The Compaction Dread

If you’ve used Claude Code in a long session, you know the feeling.

You’re watching the status bar tick down. Each prompt costs tokens. Each response costs more. You start doing mental math—can I fit one more big ask in, or will it push me over?

You start rationing. You shorten your prompts. You avoid follow-up questions you’d otherwise ask. You stop kicking off ambitious tasks because you know there isn’t enough room for the model to do them well.

Eventually the session compacts—the system compresses prior messages to free up space—and you lose fidelity. The thread of what you were building together gets thinner.

Every token of dead context in your session is a token stolen from this budget. All those plugin manifests and stale instructions are crowding out the space you need for the actual back-and-forth of getting work done.

The irony is that the dead context was supposed to help.

Use AI to Fix Your AI

This is the part I find satisfying: the best tool for shedding dead context is the very AI you’re trying to optimize.
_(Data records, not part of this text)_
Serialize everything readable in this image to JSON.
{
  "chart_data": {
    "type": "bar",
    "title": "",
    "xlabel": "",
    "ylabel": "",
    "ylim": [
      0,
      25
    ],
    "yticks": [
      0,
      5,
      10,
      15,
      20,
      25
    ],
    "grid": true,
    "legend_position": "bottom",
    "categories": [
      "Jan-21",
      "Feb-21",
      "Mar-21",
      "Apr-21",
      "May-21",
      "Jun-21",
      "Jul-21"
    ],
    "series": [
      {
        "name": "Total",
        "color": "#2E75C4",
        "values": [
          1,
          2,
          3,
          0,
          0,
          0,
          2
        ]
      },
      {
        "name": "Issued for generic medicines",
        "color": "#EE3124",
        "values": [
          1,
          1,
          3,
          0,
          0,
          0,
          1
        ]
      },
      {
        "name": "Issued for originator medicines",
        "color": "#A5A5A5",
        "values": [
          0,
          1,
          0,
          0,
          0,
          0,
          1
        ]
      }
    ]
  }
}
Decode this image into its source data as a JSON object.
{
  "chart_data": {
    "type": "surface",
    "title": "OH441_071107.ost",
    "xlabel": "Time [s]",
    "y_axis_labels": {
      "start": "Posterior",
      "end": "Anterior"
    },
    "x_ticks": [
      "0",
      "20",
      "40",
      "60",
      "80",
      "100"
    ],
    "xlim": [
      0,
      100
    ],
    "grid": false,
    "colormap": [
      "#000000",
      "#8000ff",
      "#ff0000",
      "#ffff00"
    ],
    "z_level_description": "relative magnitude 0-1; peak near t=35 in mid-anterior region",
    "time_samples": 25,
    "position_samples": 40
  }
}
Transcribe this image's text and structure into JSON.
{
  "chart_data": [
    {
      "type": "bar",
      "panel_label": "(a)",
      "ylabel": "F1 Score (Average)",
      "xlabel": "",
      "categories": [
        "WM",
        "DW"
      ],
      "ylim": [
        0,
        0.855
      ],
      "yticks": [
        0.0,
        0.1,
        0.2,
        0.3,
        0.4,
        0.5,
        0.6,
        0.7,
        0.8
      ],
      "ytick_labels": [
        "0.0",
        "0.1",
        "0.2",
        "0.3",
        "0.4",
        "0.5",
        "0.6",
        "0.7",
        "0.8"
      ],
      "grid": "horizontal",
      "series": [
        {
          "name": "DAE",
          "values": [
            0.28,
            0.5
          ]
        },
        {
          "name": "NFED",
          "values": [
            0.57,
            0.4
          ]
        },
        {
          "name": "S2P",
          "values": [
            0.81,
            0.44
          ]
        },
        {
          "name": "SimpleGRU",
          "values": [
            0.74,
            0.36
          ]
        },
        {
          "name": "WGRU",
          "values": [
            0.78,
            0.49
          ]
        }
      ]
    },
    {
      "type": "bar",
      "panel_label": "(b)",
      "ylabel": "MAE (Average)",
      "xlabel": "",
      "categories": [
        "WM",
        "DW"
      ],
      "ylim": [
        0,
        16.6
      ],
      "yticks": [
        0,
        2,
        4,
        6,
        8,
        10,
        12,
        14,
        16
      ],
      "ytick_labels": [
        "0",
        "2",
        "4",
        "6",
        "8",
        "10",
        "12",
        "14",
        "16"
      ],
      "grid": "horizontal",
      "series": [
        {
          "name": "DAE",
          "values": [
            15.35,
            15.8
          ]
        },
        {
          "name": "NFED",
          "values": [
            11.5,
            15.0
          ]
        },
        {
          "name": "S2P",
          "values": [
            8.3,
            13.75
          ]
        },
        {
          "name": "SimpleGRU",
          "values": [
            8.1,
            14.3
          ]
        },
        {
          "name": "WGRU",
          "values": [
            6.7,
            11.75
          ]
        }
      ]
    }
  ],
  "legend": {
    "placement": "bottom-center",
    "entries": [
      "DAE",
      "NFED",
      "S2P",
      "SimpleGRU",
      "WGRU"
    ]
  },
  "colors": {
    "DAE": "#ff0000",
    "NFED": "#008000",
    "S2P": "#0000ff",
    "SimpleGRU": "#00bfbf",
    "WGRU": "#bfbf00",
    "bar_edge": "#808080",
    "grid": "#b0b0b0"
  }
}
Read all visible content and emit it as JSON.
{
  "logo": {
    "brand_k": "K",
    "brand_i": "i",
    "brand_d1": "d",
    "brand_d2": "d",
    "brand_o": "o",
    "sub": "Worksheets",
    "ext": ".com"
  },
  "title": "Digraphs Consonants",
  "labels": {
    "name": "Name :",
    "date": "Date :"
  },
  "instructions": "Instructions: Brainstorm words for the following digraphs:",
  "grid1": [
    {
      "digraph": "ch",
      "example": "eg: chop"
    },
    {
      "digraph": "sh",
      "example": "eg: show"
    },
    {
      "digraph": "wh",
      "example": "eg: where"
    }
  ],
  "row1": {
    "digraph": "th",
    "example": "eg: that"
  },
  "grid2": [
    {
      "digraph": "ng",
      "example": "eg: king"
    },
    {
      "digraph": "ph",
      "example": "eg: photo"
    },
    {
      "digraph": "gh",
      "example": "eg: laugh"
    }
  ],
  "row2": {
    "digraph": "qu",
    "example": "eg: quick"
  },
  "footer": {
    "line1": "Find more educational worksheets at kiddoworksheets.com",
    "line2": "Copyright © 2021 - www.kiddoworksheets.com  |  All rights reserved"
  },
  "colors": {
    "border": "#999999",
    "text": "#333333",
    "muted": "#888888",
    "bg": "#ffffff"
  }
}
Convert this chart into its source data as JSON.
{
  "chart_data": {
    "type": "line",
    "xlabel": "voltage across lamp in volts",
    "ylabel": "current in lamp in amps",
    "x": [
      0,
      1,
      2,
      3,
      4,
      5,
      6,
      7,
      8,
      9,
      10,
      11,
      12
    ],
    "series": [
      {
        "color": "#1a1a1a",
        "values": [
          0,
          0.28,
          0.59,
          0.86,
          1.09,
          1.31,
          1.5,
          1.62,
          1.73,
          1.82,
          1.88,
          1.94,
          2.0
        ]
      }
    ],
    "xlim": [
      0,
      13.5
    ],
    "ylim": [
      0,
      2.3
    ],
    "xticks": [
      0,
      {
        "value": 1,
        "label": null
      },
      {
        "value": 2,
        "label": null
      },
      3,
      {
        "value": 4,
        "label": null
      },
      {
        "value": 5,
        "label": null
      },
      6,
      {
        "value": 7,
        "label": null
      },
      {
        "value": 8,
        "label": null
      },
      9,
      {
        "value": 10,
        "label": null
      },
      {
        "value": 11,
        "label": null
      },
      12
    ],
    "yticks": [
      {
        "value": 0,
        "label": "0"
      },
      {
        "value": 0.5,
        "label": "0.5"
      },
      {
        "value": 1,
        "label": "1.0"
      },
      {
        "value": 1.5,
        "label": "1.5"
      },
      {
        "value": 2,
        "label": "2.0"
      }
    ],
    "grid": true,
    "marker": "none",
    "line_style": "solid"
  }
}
Ask Claude to generate your .vscode/extensions.json for a project. Ask it to review your CLAUDE.md and suggest what to cut or optimize or push into a skill that can be loaded on-demand (or in some cases explicitly disables when you don’t need it). Ask it to set up a scoped .claude/settings.json with only the plugins you need. Ask it to create skills for instructions that don’t need to be loaded every session.

There’s a nice recursion to it: the model, operating within its own constrained context window, helping you make that context window less constrained for the next session.

It won’t tell you to install fewer things. You have to bring the philosophy. But once you know what you want to shed, it’s remarkably good at doing the shedding.

Less Is More

It’s easy to think that having the most sophisticated setup—the most plugins, the most context, the most tools at your disposal.

However, being a power user means understanding the constraints of the system you’re working with and operating within them deliberately. It means knowing that a 200K context window is a budget, and that every token of dead context is a token you can’t spend on the work that matters.

Shed the dead context. Your AI will think more clearly. You’ll ration your prompts less. The status bar won’t give you as much anxiety. And when you do hit compaction, it’ll be because you did real work—not because your plugins got there first.

And you need to manage your own context window as a human, too. Please everyone on this AI roller coaster, give yourself some grace and space, and go take a nap.